Reps. Maloney & Pallone Reintroduce Bill to Help Indonesian Refugees Seeking Asylum
WASHINGTON, D.C.—Today, Representatives Carolyn B. Maloney (D-NY) and Frank Pallone (D-NJ) reintroduced legislation that would allow certain Indonesian refugees to reopen asylum claims if they were previously rejected for missing the one-year filing deadline. Indonesian Christians who fled their native country to avoid religious persecution are now facing deportation after years of living, working, and paying taxes in the United States. The legislation reintroduced today, the Indonesian Family Refugee Protection Act, would provide a legal avenue for these individuals to reapply for asylum in the U.S.
“How can we turn our backs on those fleeing religious persecution? The United States must provide refuge for and support a process that fairly considers their claims,” said Rep. Maloney. “These individuals came to this country to escape extreme violence born out of hate and intolerance for their religious beliefs. We must not force them to return to that brutality due to a paperwork error. This bill does not, in itself, grant asylum, but does prevent families from being ripped apart by removing a procedural barrier. I’m proud to reintroduce this necessary and humanitarian bill with Rep. Pallone.”
“Recently in my congressional district we have seen four men who fled religious persecution in Indonesia face detainment, with one already being deported,” said Rep. Pallone. “These individuals have become valuable members of their community and it is a tragedy for them and their families to be split apart. I am proud to re-introduce legislation, along with my colleagues, which would reopen the opportunity for these individuals to apply for asylum here in the U.S. and avoid having to return to religiously motivated violence and intolerance.”
The Indonesian Family Refugee Protection Act would grant qualifying Indonesians whose asylum applications were denied solely based upon failure to meet the one-year application filing deadline an additional two-year window to reopen their asylum claims. The legislation was first introduced in the 112th Congress.
In the late 1990s and early 2000s, many Indonesian Christians came to the U.S. on tourist visas when religious persecution in Indonesia escalated, resulting in extreme violence and destruction of Christian churches. Many of these families have lived, worked, and paid taxes in the U.S. for years and now have children who are U.S. citizens. A number of these families have settled in areas surrounding Highland Park, New Jersey, where they have become a part of the community.
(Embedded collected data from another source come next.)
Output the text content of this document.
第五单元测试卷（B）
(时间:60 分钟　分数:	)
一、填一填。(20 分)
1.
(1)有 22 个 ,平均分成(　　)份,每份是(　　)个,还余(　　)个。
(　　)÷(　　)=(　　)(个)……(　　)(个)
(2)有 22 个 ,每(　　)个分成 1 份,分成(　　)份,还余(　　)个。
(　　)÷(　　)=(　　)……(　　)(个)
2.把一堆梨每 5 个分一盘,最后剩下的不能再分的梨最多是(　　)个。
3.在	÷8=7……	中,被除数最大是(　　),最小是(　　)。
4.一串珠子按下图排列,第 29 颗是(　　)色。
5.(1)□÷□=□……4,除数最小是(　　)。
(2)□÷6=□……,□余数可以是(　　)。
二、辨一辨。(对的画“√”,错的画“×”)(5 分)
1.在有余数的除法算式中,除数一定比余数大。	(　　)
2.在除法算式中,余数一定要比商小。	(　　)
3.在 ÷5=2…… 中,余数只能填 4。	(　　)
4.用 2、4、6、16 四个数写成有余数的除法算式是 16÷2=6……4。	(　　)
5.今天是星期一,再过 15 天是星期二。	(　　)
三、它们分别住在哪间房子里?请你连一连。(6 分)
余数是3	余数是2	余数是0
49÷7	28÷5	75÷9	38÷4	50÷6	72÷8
At the request of the U.S. government, many of these Indonesians registered with the government under a program requiring the registration of non-citizen males from certain countries following the terrorist attacks on September 11, 2001. Following this registration, the government began deportation proceedings against some Indonesians who had overstayed their visas. These deportations and threatened deportations have caused fear in the Indonesian community that family members will have to return to Indonesia, where they could again face religious persecution.